Proposition 7.8.2.2 tells us that $Y$ is independent of the sequence of deviations $X_i-\overline{X},i=1,…,n$. Hence the joint density can be factored:
$$ \pdfa{y,x_1-\overline{x},...,x_n-\overline{x}}{Y,X_1-\overline{X},...,X_n-\overline{X}}=h(x_1-\overline{x},...,x_n-\overline{x})\wts g(y) $$
Since $Y,X_i-\overline{X},i=1,…,n$ and $\overline{X},X_i-\overline{X},i=1,…,n$ share the same joint distribution, then it must be that $\overline{X}$ is independent of the sequence of deviations $X_i-\overline{X},i=1,…,n$.

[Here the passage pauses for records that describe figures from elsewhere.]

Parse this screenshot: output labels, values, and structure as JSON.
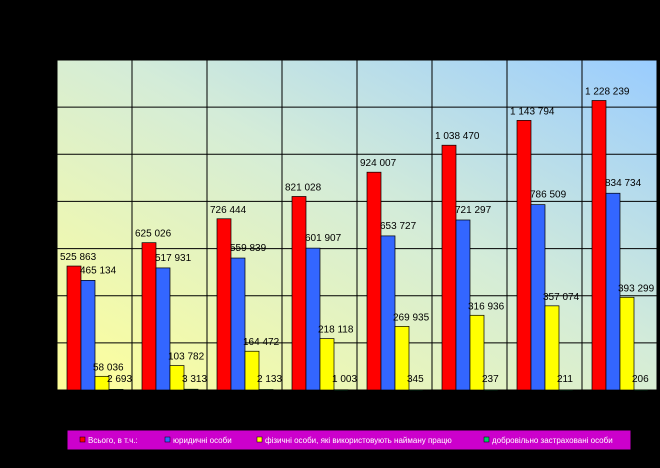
{
  "chart_data": {
    "type": "bar",
    "title": "",
    "xlabel": "",
    "ylabel": "",
    "categories": [
      "",
      "",
      "",
      "",
      "",
      "",
      "",
      ""
    ],
    "ylim": [
      0,
      1400000
    ],
    "grid": true,
    "legend_position": "bottom",
    "series": [
      {
        "name": "Всього, в т.ч.:",
        "color": "#ff0000",
        "values": [
          525863,
          625026,
          726444,
          821028,
          924007,
          1038470,
          1143794,
          1228239
        ],
        "labels": [
          "525 863",
          "625 026",
          "726 444",
          "821 028",
          "924 007",
          "1 038 470",
          "1 143 794",
          "1 228 239"
        ]
      },
      {
        "name": "юридичні особи",
        "color": "#3366ff",
        "values": [
          465134,
          517931,
          559839,
          601907,
          653727,
          721297,
          786509,
          834734
        ],
        "labels": [
          "465 134",
          "517 931",
          "559 839",
          "601 907",
          "653 727",
          "721 297",
          "786 509",
          "834 734"
        ]
      },
      {
        "name": "фізичні особи, які використовують найману працю",
        "color": "#ffff00",
        "values": [
          58036,
          103782,
          164472,
          218118,
          269935,
          316936,
          357074,
          393299
        ],
        "labels": [
          "58 036",
          "103 782",
          "164 472",
          "218 118",
          "269 935",
          "316 936",
          "357 074",
          "393 299"
        ]
      },
      {
        "name": "добровільно застраховані особи",
        "color": "#00cc66",
        "values": [
          2693,
          3313,
          2133,
          1003,
          345,
          237,
          211,
          206
        ],
        "labels": [
          "2 693",
          "3 313",
          "2 133",
          "1 003",
          "345",
          "237",
          "211",
          "206"
        ]
      }
    ]
  },
  "legend": {
    "background": "#cc00cc",
    "items": [
      {
        "label": "Всього, в т.ч.:",
        "color": "#ff0000"
      },
      {
        "label": "юридичні особи",
        "color": "#3366ff"
      },
      {
        "label": "фізичні особи, які використовують найману працю",
        "color": "#ffff00"
      },
      {
        "label": "добровільно застраховані особи",
        "color": "#00cc66"
      }
    ]
  }
}
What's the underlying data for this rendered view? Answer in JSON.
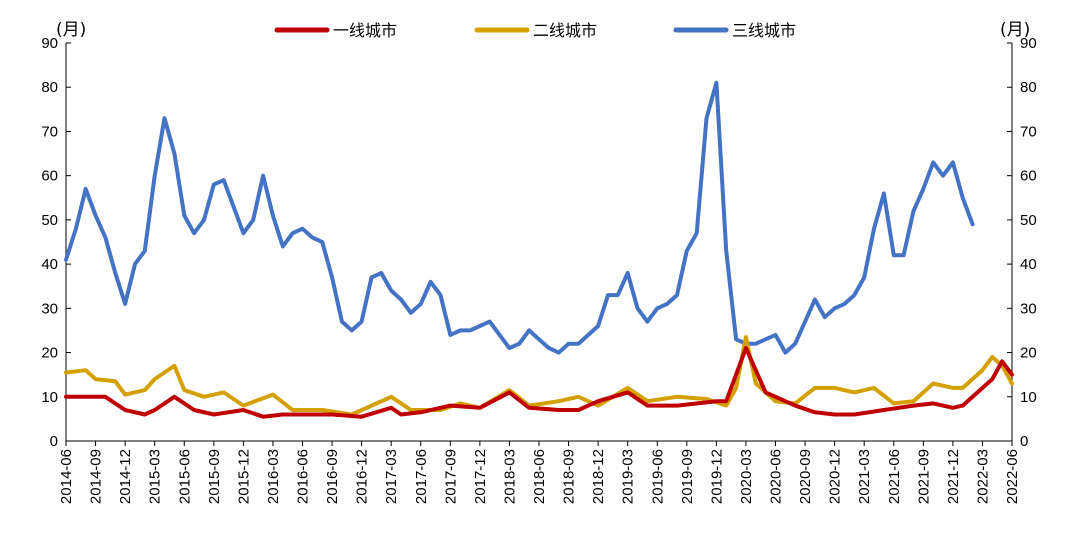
{
  "chart_data": {
    "type": "line",
    "y_unit_left": "(月)",
    "y_unit_right": "(月)",
    "ylim": [
      0,
      90
    ],
    "yticks": [
      0,
      10,
      20,
      30,
      40,
      50,
      60,
      70,
      80,
      90
    ],
    "x_start": "2014-06",
    "x_end": "2022-06",
    "x_tick_labels": [
      "2014-06",
      "2014-09",
      "2014-12",
      "2015-03",
      "2015-06",
      "2015-09",
      "2015-12",
      "2016-03",
      "2016-06",
      "2016-09",
      "2016-12",
      "2017-03",
      "2017-06",
      "2017-09",
      "2017-12",
      "2018-03",
      "2018-06",
      "2018-09",
      "2018-12",
      "2019-03",
      "2019-06",
      "2019-09",
      "2019-12",
      "2020-03",
      "2020-06",
      "2020-09",
      "2020-12",
      "2021-03",
      "2021-06",
      "2021-09",
      "2021-12",
      "2022-03",
      "2022-06"
    ],
    "legend": "top-center",
    "grid": false,
    "series": [
      {
        "name": "一线城市",
        "color": "#c00000",
        "points": [
          [
            "2014-06",
            10
          ],
          [
            "2014-08",
            10
          ],
          [
            "2014-10",
            10
          ],
          [
            "2014-12",
            7
          ],
          [
            "2015-02",
            6
          ],
          [
            "2015-03",
            7
          ],
          [
            "2015-05",
            10
          ],
          [
            "2015-07",
            7
          ],
          [
            "2015-09",
            6
          ],
          [
            "2015-12",
            7
          ],
          [
            "2016-02",
            5.5
          ],
          [
            "2016-04",
            6
          ],
          [
            "2016-06",
            6
          ],
          [
            "2016-09",
            6
          ],
          [
            "2016-12",
            5.5
          ],
          [
            "2017-03",
            7.5
          ],
          [
            "2017-04",
            6
          ],
          [
            "2017-06",
            6.5
          ],
          [
            "2017-09",
            8
          ],
          [
            "2017-12",
            7.5
          ],
          [
            "2018-03",
            11
          ],
          [
            "2018-05",
            7.5
          ],
          [
            "2018-08",
            7
          ],
          [
            "2018-10",
            7
          ],
          [
            "2018-12",
            9
          ],
          [
            "2019-03",
            11
          ],
          [
            "2019-05",
            8
          ],
          [
            "2019-08",
            8
          ],
          [
            "2019-12",
            9
          ],
          [
            "2020-01",
            9
          ],
          [
            "2020-03",
            21
          ],
          [
            "2020-05",
            11
          ],
          [
            "2020-08",
            8
          ],
          [
            "2020-10",
            6.5
          ],
          [
            "2020-12",
            6
          ],
          [
            "2021-02",
            6
          ],
          [
            "2021-05",
            7
          ],
          [
            "2021-08",
            8
          ],
          [
            "2021-10",
            8.5
          ],
          [
            "2021-12",
            7.5
          ],
          [
            "2022-01",
            8
          ],
          [
            "2022-04",
            14
          ],
          [
            "2022-05",
            18
          ],
          [
            "2022-06",
            15
          ]
        ]
      },
      {
        "name": "二线城市",
        "color": "#d4a000",
        "points": [
          [
            "2014-06",
            15.5
          ],
          [
            "2014-08",
            16
          ],
          [
            "2014-09",
            14
          ],
          [
            "2014-11",
            13.5
          ],
          [
            "2014-12",
            10.5
          ],
          [
            "2015-02",
            11.5
          ],
          [
            "2015-03",
            14
          ],
          [
            "2015-05",
            17
          ],
          [
            "2015-06",
            11.5
          ],
          [
            "2015-08",
            10
          ],
          [
            "2015-10",
            11
          ],
          [
            "2015-12",
            8
          ],
          [
            "2016-03",
            10.5
          ],
          [
            "2016-05",
            7
          ],
          [
            "2016-08",
            7
          ],
          [
            "2016-11",
            6
          ],
          [
            "2017-03",
            10
          ],
          [
            "2017-05",
            7
          ],
          [
            "2017-08",
            7
          ],
          [
            "2017-10",
            8.5
          ],
          [
            "2017-12",
            7.5
          ],
          [
            "2018-03",
            11.5
          ],
          [
            "2018-05",
            8
          ],
          [
            "2018-08",
            9
          ],
          [
            "2018-10",
            10
          ],
          [
            "2018-12",
            8
          ],
          [
            "2019-03",
            12
          ],
          [
            "2019-05",
            9
          ],
          [
            "2019-08",
            10
          ],
          [
            "2019-11",
            9.5
          ],
          [
            "2020-01",
            8
          ],
          [
            "2020-02",
            12
          ],
          [
            "2020-03",
            23.5
          ],
          [
            "2020-04",
            13
          ],
          [
            "2020-06",
            9
          ],
          [
            "2020-08",
            8.5
          ],
          [
            "2020-10",
            12
          ],
          [
            "2020-12",
            12
          ],
          [
            "2021-02",
            11
          ],
          [
            "2021-04",
            12
          ],
          [
            "2021-06",
            8.5
          ],
          [
            "2021-08",
            9
          ],
          [
            "2021-10",
            13
          ],
          [
            "2021-12",
            12
          ],
          [
            "2022-01",
            12
          ],
          [
            "2022-03",
            16
          ],
          [
            "2022-04",
            19
          ],
          [
            "2022-05",
            17
          ],
          [
            "2022-06",
            13
          ]
        ]
      },
      {
        "name": "三线城市",
        "color": "#4472c4",
        "points": [
          [
            "2014-06",
            41
          ],
          [
            "2014-07",
            48
          ],
          [
            "2014-08",
            57
          ],
          [
            "2014-09",
            51
          ],
          [
            "2014-10",
            46
          ],
          [
            "2014-11",
            38
          ],
          [
            "2014-12",
            31
          ],
          [
            "2015-01",
            40
          ],
          [
            "2015-02",
            43
          ],
          [
            "2015-03",
            60
          ],
          [
            "2015-04",
            73
          ],
          [
            "2015-05",
            65
          ],
          [
            "2015-06",
            51
          ],
          [
            "2015-07",
            47
          ],
          [
            "2015-08",
            50
          ],
          [
            "2015-09",
            58
          ],
          [
            "2015-10",
            59
          ],
          [
            "2015-11",
            53
          ],
          [
            "2015-12",
            47
          ],
          [
            "2016-01",
            50
          ],
          [
            "2016-02",
            60
          ],
          [
            "2016-03",
            51
          ],
          [
            "2016-04",
            44
          ],
          [
            "2016-05",
            47
          ],
          [
            "2016-06",
            48
          ],
          [
            "2016-07",
            46
          ],
          [
            "2016-08",
            45
          ],
          [
            "2016-09",
            37
          ],
          [
            "2016-10",
            27
          ],
          [
            "2016-11",
            25
          ],
          [
            "2016-12",
            27
          ],
          [
            "2017-01",
            37
          ],
          [
            "2017-02",
            38
          ],
          [
            "2017-03",
            34
          ],
          [
            "2017-04",
            32
          ],
          [
            "2017-05",
            29
          ],
          [
            "2017-06",
            31
          ],
          [
            "2017-07",
            36
          ],
          [
            "2017-08",
            33
          ],
          [
            "2017-09",
            24
          ],
          [
            "2017-10",
            25
          ],
          [
            "2017-11",
            25
          ],
          [
            "2017-12",
            26
          ],
          [
            "2018-01",
            27
          ],
          [
            "2018-02",
            24
          ],
          [
            "2018-03",
            21
          ],
          [
            "2018-04",
            22
          ],
          [
            "2018-05",
            25
          ],
          [
            "2018-06",
            23
          ],
          [
            "2018-07",
            21
          ],
          [
            "2018-08",
            20
          ],
          [
            "2018-09",
            22
          ],
          [
            "2018-10",
            22
          ],
          [
            "2018-11",
            24
          ],
          [
            "2018-12",
            26
          ],
          [
            "2019-01",
            33
          ],
          [
            "2019-02",
            33
          ],
          [
            "2019-03",
            38
          ],
          [
            "2019-04",
            30
          ],
          [
            "2019-05",
            27
          ],
          [
            "2019-06",
            30
          ],
          [
            "2019-07",
            31
          ],
          [
            "2019-08",
            33
          ],
          [
            "2019-09",
            43
          ],
          [
            "2019-10",
            47
          ],
          [
            "2019-11",
            73
          ],
          [
            "2019-12",
            81
          ],
          [
            "2020-01",
            43
          ],
          [
            "2020-02",
            23
          ],
          [
            "2020-03",
            22
          ],
          [
            "2020-04",
            22
          ],
          [
            "2020-05",
            23
          ],
          [
            "2020-06",
            24
          ],
          [
            "2020-07",
            20
          ],
          [
            "2020-08",
            22
          ],
          [
            "2020-09",
            27
          ],
          [
            "2020-10",
            32
          ],
          [
            "2020-11",
            28
          ],
          [
            "2020-12",
            30
          ],
          [
            "2021-01",
            31
          ],
          [
            "2021-02",
            33
          ],
          [
            "2021-03",
            37
          ],
          [
            "2021-04",
            48
          ],
          [
            "2021-05",
            56
          ],
          [
            "2021-06",
            42
          ],
          [
            "2021-07",
            42
          ],
          [
            "2021-08",
            52
          ],
          [
            "2021-09",
            57
          ],
          [
            "2021-10",
            63
          ],
          [
            "2021-11",
            60
          ],
          [
            "2021-12",
            63
          ],
          [
            "2022-01",
            55
          ],
          [
            "2022-02",
            49
          ]
        ]
      }
    ]
  }
}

$$ \pdfa{\overline{x},x_1-\overline{x},...,x_n-\overline{x}}{\overline{X},X_1-\overline{X},...,X_n-\overline{X}}=h(x_1-\overline{x},...,x_n-\overline{x})\wts g(\overline{x}) $$
Next claim: “Since $\overline{X}$ is independent of the sequence of deviations $X_i-\overline{X},i=1,…,n$, it is also independent of the sample variance $S^2\equiv\sum_{i=1}^n\frac{(X_i-\overline{X})^2}{n-1}$”.
This claim follows because of proposition 7.8.2.1. Notice that the sample variance is a function of the sequence of deviations.